At All-Star media day on Monday, the Reds players shed more light on the pending donkey purchase, the culmination of a promise Votto made to Cozart in spring training before the 2016 season.
“It wasn’t a joke,” Cozart said. “Like a mile from our spring training facility (in Goodyear, Ariz.), there’s a donkey farm. So I take my son up there and we just feed the donkeys after I play. And Joey was just asking, like, ‘What’d you do yesterday?’ And I said, ‘I took Cooper, my son, and we fed the donkeys.’
“He said, ‘oh, you like donkeys?’ I said, ‘yeah, I like all animals, really. Yeah, I like donkeys.’ So I was having a pretty good year last year, running up to the All-Star Game, and he just ran with it.
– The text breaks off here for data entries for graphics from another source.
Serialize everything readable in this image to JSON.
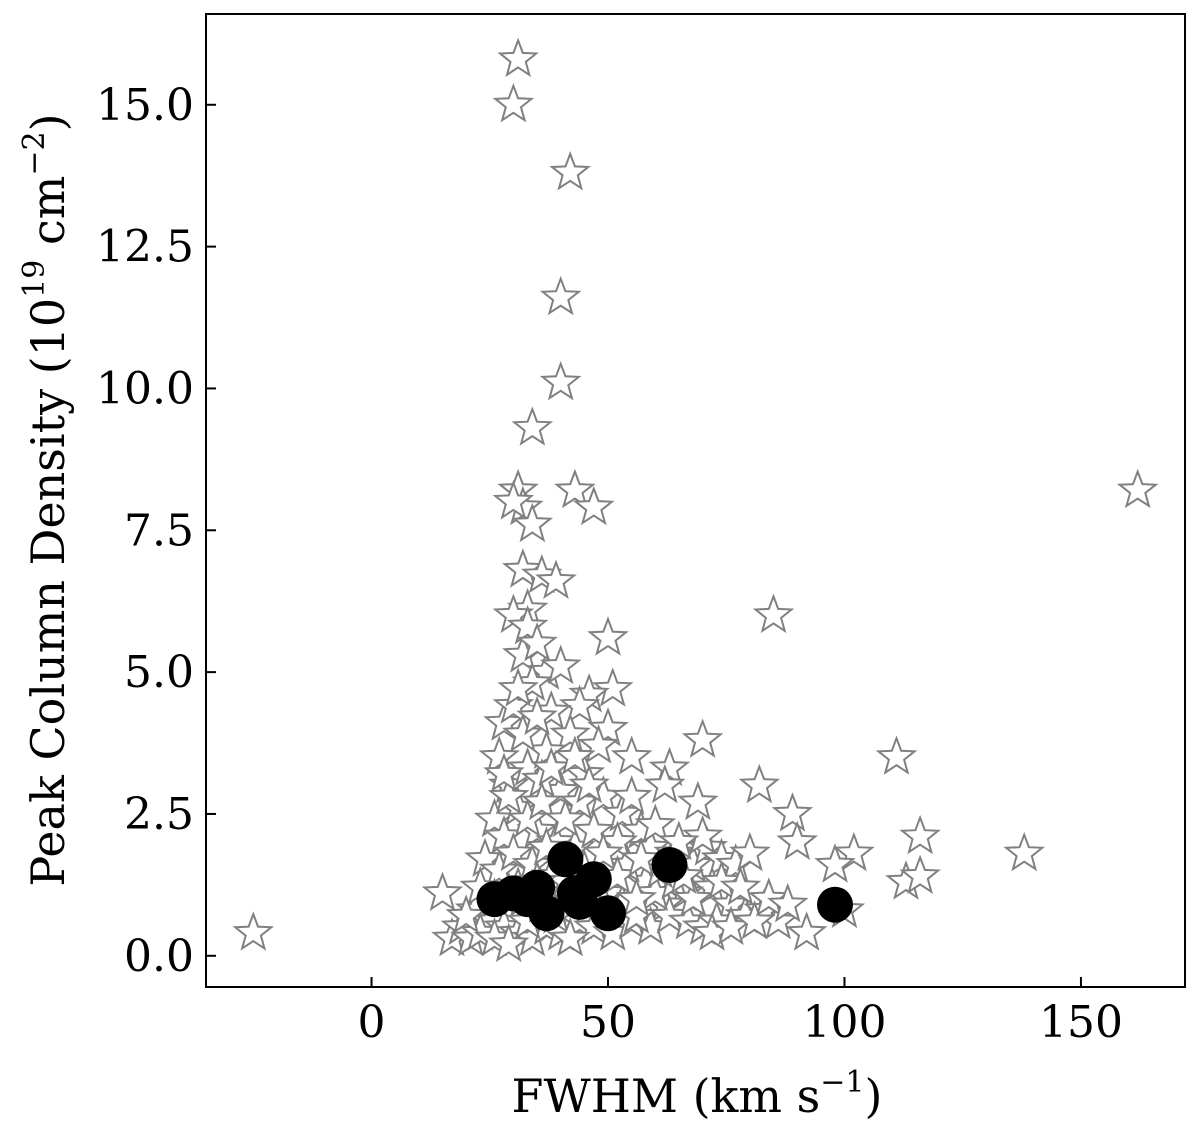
{
  "chart_data": {
    "type": "scatter",
    "xlabel": "FWHM (km s",
    "xlabel_sup": "−1",
    "xlabel_tail": ")",
    "ylabel_prefix": "Peak Column Density (10",
    "ylabel_sup1": "19",
    "ylabel_mid": " cm",
    "ylabel_sup2": "−2",
    "ylabel_tail": ")",
    "xlim": [
      -35,
      172
    ],
    "ylim": [
      -0.55,
      16.6
    ],
    "xticks": [
      0,
      50,
      100,
      150
    ],
    "xtick_labels": [
      "0",
      "50",
      "100",
      "150"
    ],
    "yticks": [
      0.0,
      2.5,
      5.0,
      7.5,
      10.0,
      12.5,
      15.0
    ],
    "ytick_labels": [
      "0.0",
      "2.5",
      "5.0",
      "7.5",
      "10.0",
      "12.5",
      "15.0"
    ],
    "grid": false,
    "colors": {
      "stars": "#808080",
      "circles": "#000000"
    },
    "series": [
      {
        "marker": "star",
        "points": [
          [
            -25,
            0.4
          ],
          [
            15,
            1.1
          ],
          [
            31,
            15.8
          ],
          [
            30,
            15.0
          ],
          [
            42,
            13.8
          ],
          [
            40,
            11.6
          ],
          [
            40,
            10.1
          ],
          [
            34,
            9.3
          ],
          [
            31,
            8.2
          ],
          [
            43,
            8.2
          ],
          [
            47,
            7.9
          ],
          [
            32,
            7.9
          ],
          [
            34,
            7.6
          ],
          [
            30,
            8.0
          ],
          [
            162,
            8.2
          ],
          [
            32,
            6.8
          ],
          [
            36,
            6.7
          ],
          [
            39,
            6.6
          ],
          [
            33,
            6.1
          ],
          [
            30,
            6.0
          ],
          [
            85,
            6.0
          ],
          [
            50,
            5.6
          ],
          [
            51,
            4.7
          ],
          [
            32,
            5.3
          ],
          [
            37,
            5.0
          ],
          [
            40,
            5.1
          ],
          [
            46,
            4.6
          ],
          [
            44,
            4.4
          ],
          [
            50,
            4.0
          ],
          [
            48,
            3.7
          ],
          [
            55,
            3.5
          ],
          [
            63,
            3.3
          ],
          [
            70,
            3.8
          ],
          [
            111,
            3.5
          ],
          [
            62,
            3.0
          ],
          [
            69,
            2.7
          ],
          [
            82,
            3.0
          ],
          [
            89,
            2.5
          ],
          [
            90,
            2.0
          ],
          [
            116,
            2.1
          ],
          [
            138,
            1.8
          ],
          [
            102,
            1.8
          ],
          [
            98,
            1.6
          ],
          [
            113,
            1.3
          ],
          [
            116,
            1.4
          ],
          [
            92,
            0.4
          ],
          [
            100,
            0.8
          ],
          [
            27,
            3.5
          ],
          [
            28,
            4.1
          ],
          [
            30,
            4.4
          ],
          [
            34,
            4.8
          ],
          [
            38,
            4.3
          ],
          [
            42,
            3.9
          ],
          [
            45,
            3.2
          ],
          [
            29,
            3.0
          ],
          [
            33,
            3.3
          ],
          [
            37,
            3.6
          ],
          [
            40,
            2.9
          ],
          [
            44,
            2.7
          ],
          [
            49,
            2.8
          ],
          [
            53,
            2.5
          ],
          [
            57,
            2.2
          ],
          [
            59,
            1.9
          ],
          [
            64,
            1.8
          ],
          [
            68,
            1.6
          ],
          [
            71,
            1.9
          ],
          [
            74,
            1.7
          ],
          [
            77,
            1.6
          ],
          [
            80,
            1.8
          ],
          [
            72,
            1.2
          ],
          [
            76,
            0.9
          ],
          [
            79,
            0.7
          ],
          [
            83,
            0.8
          ],
          [
            86,
            0.6
          ],
          [
            66,
            1.1
          ],
          [
            62,
            0.9
          ],
          [
            58,
            1.3
          ],
          [
            54,
            1.6
          ],
          [
            52,
            2.0
          ],
          [
            26,
            2.4
          ],
          [
            28,
            2.1
          ],
          [
            31,
            2.6
          ],
          [
            35,
            2.2
          ],
          [
            39,
            2.0
          ],
          [
            43,
            1.9
          ],
          [
            47,
            2.2
          ],
          [
            24,
            1.7
          ],
          [
            27,
            1.5
          ],
          [
            30,
            1.8
          ],
          [
            34,
            1.6
          ],
          [
            38,
            1.4
          ],
          [
            41,
            1.3
          ],
          [
            45,
            1.5
          ],
          [
            49,
            1.8
          ],
          [
            22,
            0.8
          ],
          [
            25,
            0.6
          ],
          [
            28,
            0.5
          ],
          [
            31,
            0.4
          ],
          [
            34,
            0.3
          ],
          [
            37,
            0.5
          ],
          [
            40,
            0.4
          ],
          [
            44,
            0.6
          ],
          [
            47,
            0.5
          ],
          [
            51,
            0.4
          ],
          [
            55,
            0.6
          ],
          [
            59,
            0.5
          ],
          [
            63,
            0.7
          ],
          [
            67,
            0.6
          ],
          [
            70,
            0.5
          ],
          [
            73,
            0.6
          ],
          [
            17,
            0.3
          ],
          [
            19,
            0.5
          ],
          [
            21,
            0.3
          ],
          [
            23,
            0.4
          ],
          [
            26,
            0.3
          ],
          [
            29,
            0.2
          ],
          [
            33,
            0.6
          ],
          [
            36,
            0.9
          ],
          [
            39,
            0.7
          ],
          [
            42,
            0.3
          ],
          [
            46,
            0.9
          ],
          [
            50,
            1.1
          ],
          [
            53,
            0.9
          ],
          [
            56,
            0.7
          ],
          [
            60,
            1.1
          ],
          [
            64,
            1.3
          ],
          [
            68,
            1.0
          ],
          [
            72,
            0.4
          ],
          [
            76,
            0.5
          ],
          [
            81,
            0.6
          ],
          [
            84,
            1.0
          ],
          [
            88,
            0.9
          ],
          [
            29,
            2.8
          ],
          [
            32,
            3.9
          ],
          [
            35,
            4.2
          ],
          [
            36,
            3.1
          ],
          [
            33,
            2.4
          ],
          [
            31,
            1.2
          ],
          [
            36,
            2.7
          ],
          [
            38,
            3.3
          ],
          [
            41,
            2.4
          ],
          [
            32,
            1.0
          ],
          [
            35,
            1.3
          ],
          [
            37,
            1.9
          ],
          [
            33,
            5.8
          ],
          [
            35,
            5.5
          ],
          [
            31,
            4.7
          ],
          [
            28,
            3.2
          ],
          [
            43,
            3.5
          ],
          [
            46,
            3.0
          ],
          [
            56,
            1.0
          ],
          [
            61,
            1.5
          ],
          [
            66,
            1.4
          ],
          [
            70,
            2.1
          ],
          [
            74,
            1.3
          ],
          [
            78,
            1.2
          ],
          [
            26,
            1.0
          ],
          [
            29,
            1.1
          ],
          [
            23,
            1.2
          ],
          [
            20,
            0.7
          ],
          [
            48,
            1.2
          ],
          [
            52,
            1.4
          ],
          [
            57,
            1.7
          ],
          [
            60,
            2.3
          ],
          [
            65,
            2.0
          ],
          [
            55,
            2.8
          ]
        ]
      },
      {
        "marker": "circle",
        "points": [
          [
            26,
            1.0
          ],
          [
            30,
            1.1
          ],
          [
            33,
            1.0
          ],
          [
            35,
            1.2
          ],
          [
            37,
            0.75
          ],
          [
            41,
            1.7
          ],
          [
            43,
            1.1
          ],
          [
            44,
            0.95
          ],
          [
            47,
            1.35
          ],
          [
            50,
            0.75
          ],
          [
            63,
            1.6
          ],
          [
            98,
            0.9
          ]
        ]
      }
    ]
  }
}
This is just Joey being Joey. He said, ‘If you make the All-Star team, I’m going to buy you a donkey.’ And I was like, ‘alright, whatever.’ And it didn’t happen last year, so that was just kind of an afterthought.”
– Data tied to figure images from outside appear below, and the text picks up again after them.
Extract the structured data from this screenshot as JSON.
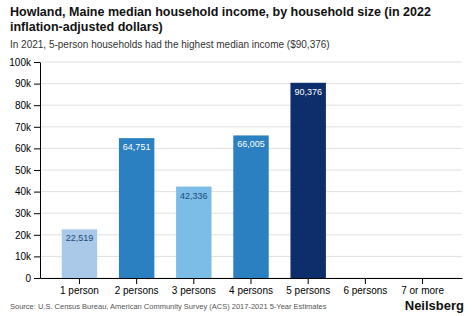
{
  "chart_data": {
    "type": "bar",
    "title": "Howland, Maine median household income, by household size (in 2022 inflation-adjusted dollars)",
    "subtitle": "In 2021, 5-person households had the highest median income ($90,376)",
    "source": "Source: U.S. Census Bureau, American Community Survey (ACS) 2017-2021 5-Year Estimates",
    "branding": "Neilsberg",
    "categories": [
      "1 person",
      "2 persons",
      "3 persons",
      "4 persons",
      "5 persons",
      "6 persons",
      "7 or more"
    ],
    "values": [
      22519,
      64751,
      42336,
      66005,
      90376,
      0,
      0
    ],
    "value_labels": [
      "22,519",
      "64,751",
      "42,336",
      "66,005",
      "90,376",
      null,
      null
    ],
    "colors": [
      "#aac9e8",
      "#2a80c0",
      "#7cbde8",
      "#2a80c0",
      "#0d2d6b",
      null,
      null
    ],
    "ylim": [
      0,
      100000
    ],
    "yticks": [
      0,
      {
        "value": 10000,
        "label": "10k"
      },
      {
        "value": 20000,
        "label": "20k"
      },
      {
        "value": 30000,
        "label": "30k"
      },
      {
        "value": 40000,
        "label": "40k"
      },
      {
        "value": 50000,
        "label": "50k"
      },
      {
        "value": 60000,
        "label": "60k"
      },
      {
        "value": 70000,
        "label": "70k"
      },
      {
        "value": 80000,
        "label": "80k"
      },
      {
        "value": 90000,
        "label": "90k"
      },
      {
        "value": 100000,
        "label": "100k"
      }
    ],
    "grid": true,
    "data_labels": true
  }
}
Cozart is enjoying a career year in 2017, and earned a starting spot in the All-Star lineup after a lively and very donkey-oriented campaign spearheaded by Votto. So now he’s getting a donkey.
“There will be a donkey in Cincinnati, I’m sure, when I get back,” he said. “I’ve had people — I’m not on social media — but they’re all like, ‘We can’t wait to see your donkey!’ That’s the topic of conversation now, mostly. It’s happening.”
Votto said he has not finalized his decision on what donkey to give Cozart, but said he estimated that the donkey will cost him in the $100-$400 range.
“You’d think prized thoroughbreds would cost more than that,” Votto said. His donkey decision, he explained, will come down to finding the right donkey to handle the pressure of performing in the spotlight.
Asked what he was looking for in a donkey, Votto said, “the ability to handle a big crowd, because at some point I have to deliver the donkey on the field in front of a large crowd. So I’m hoping one of us don’t get kicked, or thrown up on, something like that, or spit on. Do donkeys spit?”
Cozart, who makes his offseason home in Nashville, said he does not currently have enough land to keep a donkey and will most likely keep it at his mother’s house outside the city. Cozart’s son, Cooper, is now two years old and loves animals.
“Joey told me it’s going to be a baby donkey, and it’s going to be a miniature one,” Cozart said. “We don’t need the big boys. I don’t know, maybe I’ll put it in my house. If it’s a miniature one, maybe I’ll just build a room for it, put it on concrete, and we’ll just wash it out everyday. Who knows?”